When the DOH gets word from a local public health official that a child has been found to have high blood-lead levels — which can cause serious, lifelong issues when high enough — it coordinates with the Department of Community Affairs to ensure that child’s home is tested for lead paint or other hazards, officials said. The Department of Human Services, which oversees Medicaid, may also be involved to make sure the child gets follow-up healthcare services.
Charles Richman, the DCA commissioner, said his agency’s work to remediate lead from homes where it is found has been “extremely effective;” it will soon require landlords to post notices that remind tenants to report any violations to the state. “We are continuing to push the boundaries to make it stronger,” he said of the program.
Gov. Chris Christie has been strongly criticized for diverting funding from lead-remediation efforts, but Richman noted there is $10 million for this work in the proposed budget for fiscal year 2018. While several thousand children tested positive for high lead levels in recent years, the state has a rigorous screening program in place and Christie recently signed a law that tightened the standard to provide youngsters greater protection against the toxin.

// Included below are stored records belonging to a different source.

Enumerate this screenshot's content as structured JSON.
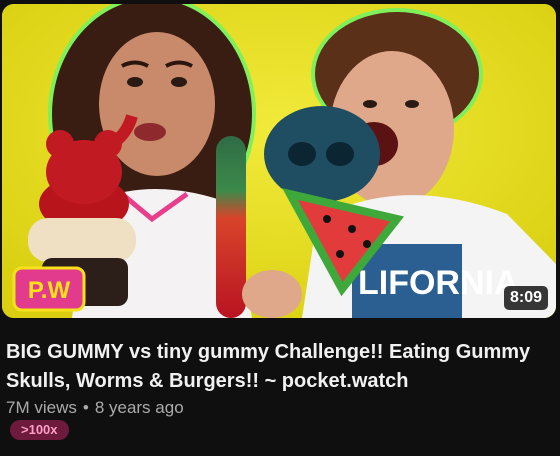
{
  "video": {
    "title": "BIG GUMMY vs tiny gummy Challenge!! Eating Gummy Skulls, Worms & Burgers!! ~ pocket.watch",
    "duration": "8:09",
    "views": "7M views",
    "separator": "•",
    "age": "8 years ago",
    "badge": ">100x"
  },
  "thumbnail": {
    "logo_text": "P.W",
    "shirt_text": "LIFORNIA",
    "colors": {
      "background": "#e7e01a",
      "glow": "#7ff05a",
      "bear": "#b8141c",
      "skull": "#1f4e63",
      "watermelon": "#e23b3b",
      "rind": "#3fa83a"
    }
  },
  "colors": {
    "page_bg": "#0f0f0f",
    "title": "#f1f1f1",
    "meta": "#aaaaaa",
    "badge_bg": "#6e1a3c",
    "badge_text": "#ff9ec8"
  }
}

The state has also seen tremendous benefits from its Housing First program, Richman said, an effort that has been launched to help more than 500 chronically homeless individuals statewide get permanent homes; the program is based on a successful pilot program in Camden. Experts have found that stable housing is critically important for health, and Richman said participants in the Camden program — all “frequent fliers” at local hospitals, where they received healthcare — made half as many visits to the ER as they had in the past.
Reducing emergency room visits has also been a driving force behind efforts in Passaic County, where a diverse healthcare coalition has come together to map all the local healthcare assets — including clinical providers, social services, and key community members — in an effort to improve access to primary and preventative care. The group is training a team of community-based healthcare coordinators who “speak the same language and look like” the clients they serve, explained Ken Morris, the vice president for external affairs at St. Joseph’s Healthcare System, in Paterson, and a coalition leader.
In Camden, a similar quest — to reduce ER use — led to school nurse Robin Cogan to partner with the Camden Coalition of Healthcare Providers to try and improve care for her students and their families, the majority of whom are undocumented and don’t speak English as a first language. Cogan helped create “café” meetings that gave parents a chance to come and talk freely about the challenges they faced: difficulty in getting doctors’ appointments, help with translations, or care that is culturally appropriate, among others.
“Population health really isn’t in the acute care setting,” Cogan said. “It’s in the community.”